Thursday 24 April 2008

The House of Commons Debate on Cameroon and Zimbabwe: Part One

By Louis Egbe Mbua
On the 22 of April 2008, the British House of Commons hosted a historic debate on the theme of Elections and Democracy in Africa with particular focus on Cameroon and Zimbabwe at Committee Room 15. The host was Hon. Jeremy Corbyn the Labour Member of Parliament at Westminster in conjunction with Africa Awake, the London Activist group.


After obtaining the news of this debate from well wishers, I was determined to attend and see for myself how democratic debates are conducted in the Mother of all Parliament. On that day, I had finished by professional duties at 4.45 pm and rushed to catch the fast train from Twickenham to Waterloo for the Jubilee line to Westminster.
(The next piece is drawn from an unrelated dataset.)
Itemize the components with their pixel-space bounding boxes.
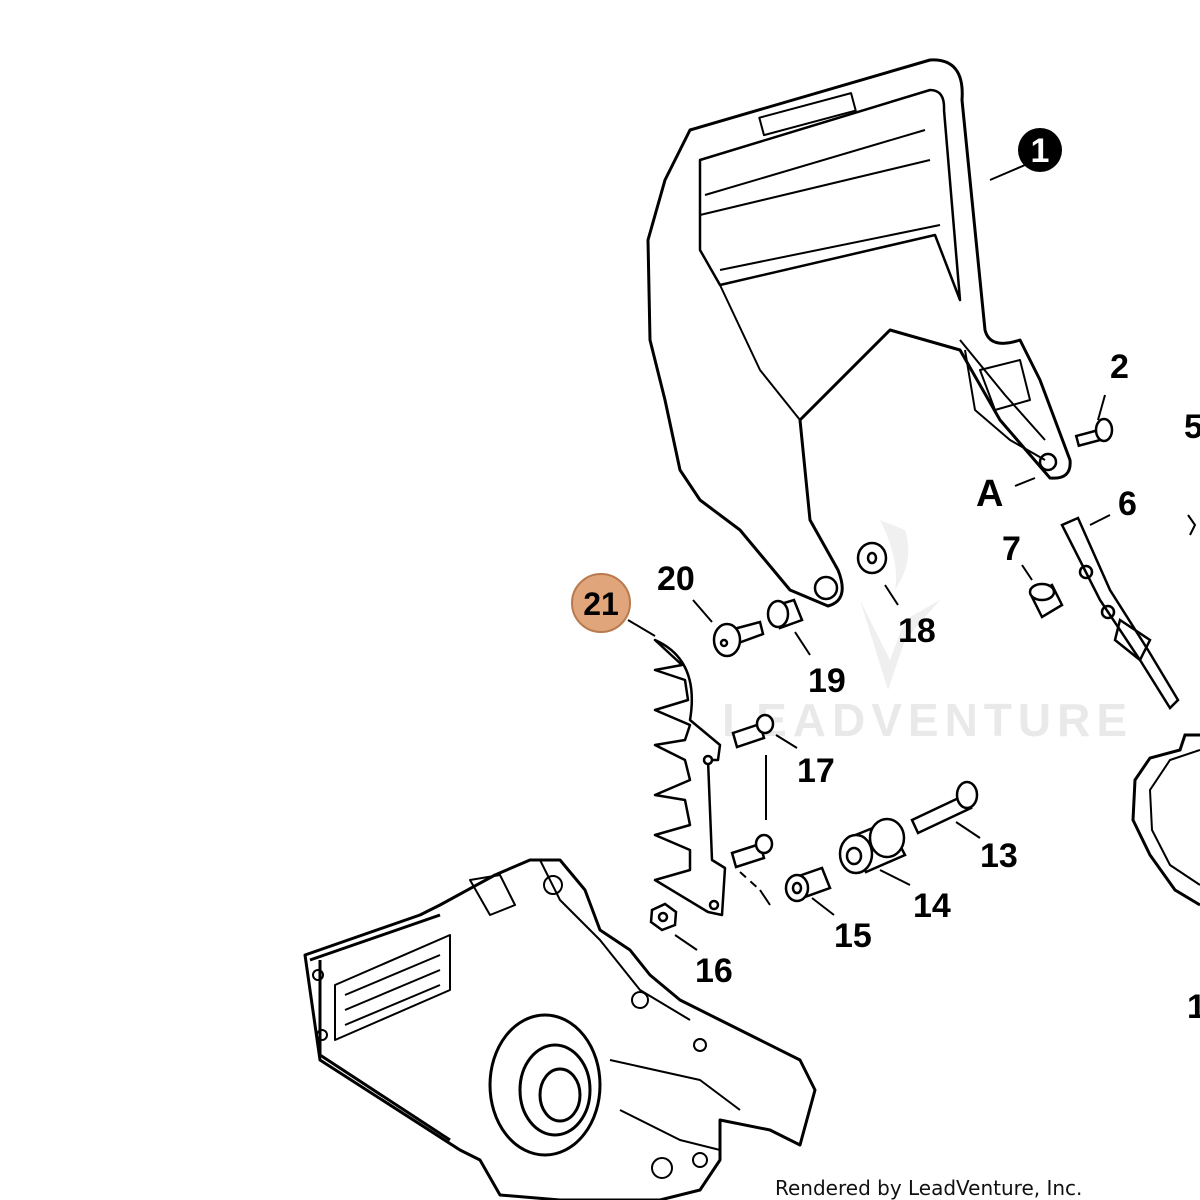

Having missed the 5.23 train I jumped on the 5.28 one arriving at the House of Commons at about time. After the procedural security check and the maze of hallways and corridors I found myself in Committee room 15 with the hall jam-packed. I managed, with the help of Sam the Zimbabwean at the door, to find a back seat next to a young Cameroonian woman who came with her young child of about 9 months old.
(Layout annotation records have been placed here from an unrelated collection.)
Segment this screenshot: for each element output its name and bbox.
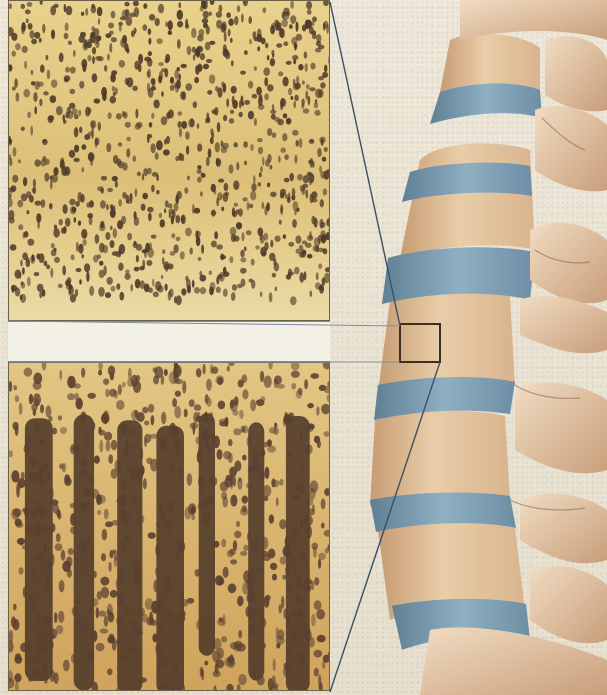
osteoporotic-bone-texture: [9, 363, 330, 691]
section-divider-strip: [8, 321, 330, 362]
healthy-bone-panel: [8, 0, 330, 321]
osteoporotic-bone-panel: [8, 362, 330, 691]
lumbar-spine-illustration: [330, 0, 607, 695]
vertebral-bodies: [370, 34, 540, 620]
healthy-bone-texture: [9, 1, 330, 321]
Every shade of Cameroonian, Zimbabwean, Ethiopian, British, women, men, a child were there. In all their numbers they came. Francophones, Anglophones, Union des Populations Camerounais (UPC), Liberal Democratic Alliance (LDA), Southern Cameroons Peoples Organisation (SCAPO), Southern Cameroons Youth League (SCYL), Social Democratic Front (SDF), The Cameroon Network, The Zimbabwe African National Union - Patriotic Front (ZANU-PF), The Bakwerilands Claims Committee (BLCC), the Anti-Mugabe camp, well-wishers, Doctorate students from the School of Oriental and African Studies (SOAS), Cameroonian refugees, elderly British ladies and concerned Africans were all there to watch and debate the evils of Africa and what solutions that may be offered from this historic meeting.
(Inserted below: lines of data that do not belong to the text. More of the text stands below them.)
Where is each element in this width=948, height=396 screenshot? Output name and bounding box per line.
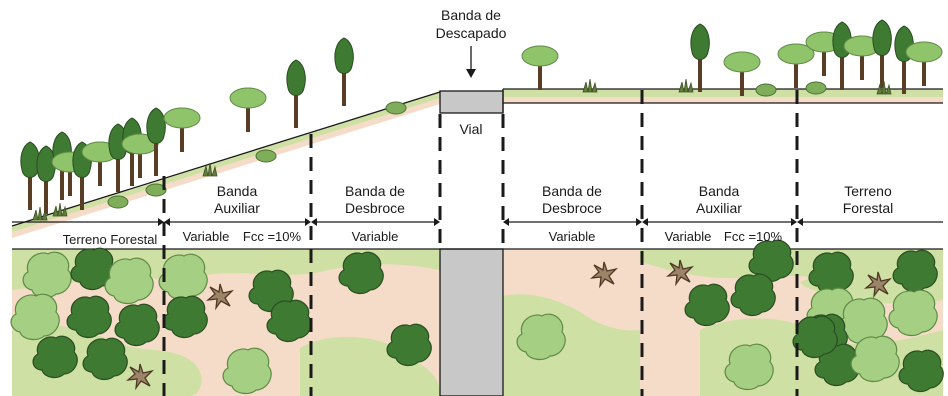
right-desbroce-title-2: Desbroce [542,200,602,216]
right-forest-title-2: Forestal [843,200,894,216]
right-aux-title-1: Banda [699,183,740,199]
zone-labels: Terreno Forestal Banda Auxiliar Variable… [63,183,894,247]
arrow-left-desbroce-head-l [311,218,317,226]
left-desbroce-variable: Variable [352,229,399,244]
left-forest-label: Terreno Forestal [63,232,158,247]
right-forest-title-1: Terreno [844,183,892,199]
right-ground-soil [503,97,943,103]
dimension-arrows [12,218,943,226]
road-cross-section [439,90,504,114]
left-desbroce-title-2: Desbroce [345,200,405,216]
descapado-arrow-head [466,69,476,78]
left-aux-title-2: Auxiliar [214,200,260,216]
cross-section [11,19,943,238]
arrow-left-aux-head-l [164,218,170,226]
grass-patch-left-3 [300,336,440,396]
plan-view [10,239,944,396]
right-aux-variable: Variable [665,229,712,244]
right-desbroce-variable: Variable [549,229,596,244]
arrow-left-forest-head [158,218,164,226]
arrow-right-aux-head-l [642,218,648,226]
right-desbroce-title-1: Banda de [542,183,602,199]
descapado-title-line2: Descapado [436,25,507,41]
zone-boundaries [162,90,799,396]
arrow-left-aux-head-r [305,218,311,226]
arrow-right-forest-head [797,218,803,226]
grass-patch-left-1 [12,249,440,290]
road-label: Vial [459,121,482,137]
right-aux-title-2: Auxiliar [696,200,742,216]
descapado-title: Banda de Descapado [436,7,507,78]
left-desbroce-title-1: Banda de [345,183,405,199]
right-ground-grass [503,89,943,97]
road-plan [439,248,504,396]
arrow-right-desbroce-head-r [636,218,642,226]
arrow-left-desbroce-head-r [434,218,440,226]
right-aux-fcc: Fcc =10% [724,229,783,244]
left-aux-variable: Variable [183,229,230,244]
left-aux-fcc: Fcc =10% [243,229,302,244]
descapado-title-line1: Banda de [441,7,501,23]
arrow-right-desbroce-head-l [503,218,509,226]
right-forest-vegetation [521,19,943,97]
arrow-right-aux-head-r [791,218,797,226]
left-aux-title-1: Banda [217,183,258,199]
Having missed the opening speech I watched as Ms Tanje, The Cameroon Network Publicity Secretary took the floor. Her speech was to the point and clear. She outlined the sufferings of the peoples of Cameroon on both sides of the Mungo -- Francophones and Anglophones--and that the international community should be conscious of this evil against the people by the authoritarian regime. She then moved on to the problem of wrongful deportation of Cameroonians by the British immigration authorities. This was much more grave for Southern Cameroonians who are immediately arrested on arrival at the Douala airport, locked up in prison, tortured and beaten by barbarous and cruel gendarmes and Policemen in Cameroon; and that the deportees family who cannot stand their kins being inhumanly maltreated in prison for no obvious reasons have to bribe them out of the torture chambers; causing added and unwanted financial hardship for Cameroonians in general and Southern Cameroonians in particular.

For those who cannot afford the means to bribe so as to secure a release of the deportee, they are left with their own devices in prison where the beatings and torture continues unabated. Her solution, she contends, is for the Home Office to alter their profile of Cameroon because the totalitarian and undemocratic regime of Mr. Paul Biya continues to deceive the world with his fake fight for corruption and that all is socially, economically and politically well. Therefore, the Home Office should not be deporting young Cameroonians to their death.

Author's Comments:

The evil that has visited Africa by her own sons and daughters who have pretentious leadership agendas has now overflowed to a flood. One can cannot actually imagine the feeling of this meeting unless one was actually there. Young and intelligent people, being driven out of their own countries by greedy and wicked leaders, are being given a voice in one of the most advanced countries in the world at the heart of their own institution; and the most prestigious of their own democratic governance and symbol to debate on solutions of the problems of the very nations that drove them out. One does not have to emphasise that these same Africans can never dream of venturing into their own countries' House of Parliament -- if we may call such corrupt institutions parliament- to voice their disapproval of these wicked systems yet they can do so in the UK without fear of being harassed, killed, beaten and tortured. As I turned my thoughts east, west, north and south of the world and pondering on the vicissitudes of what was happening and unfolding before my own eyes; and the unfathomable contrasts and contradictions of the evil in Africa by her leaders against their own people, the small child I sat next to began to cry. My thoughts went into lightning reverse as though struck by a great anger at the same time hope and gladness:

Children of Africa thrown
Out but given a throne:
Westminster broad and wide;
In knowledge good and wise
An experience broad and deep
And makes them glad and weep_

I stopped the song and prepared for the next speaker of the debate on democracy and elections in Africa.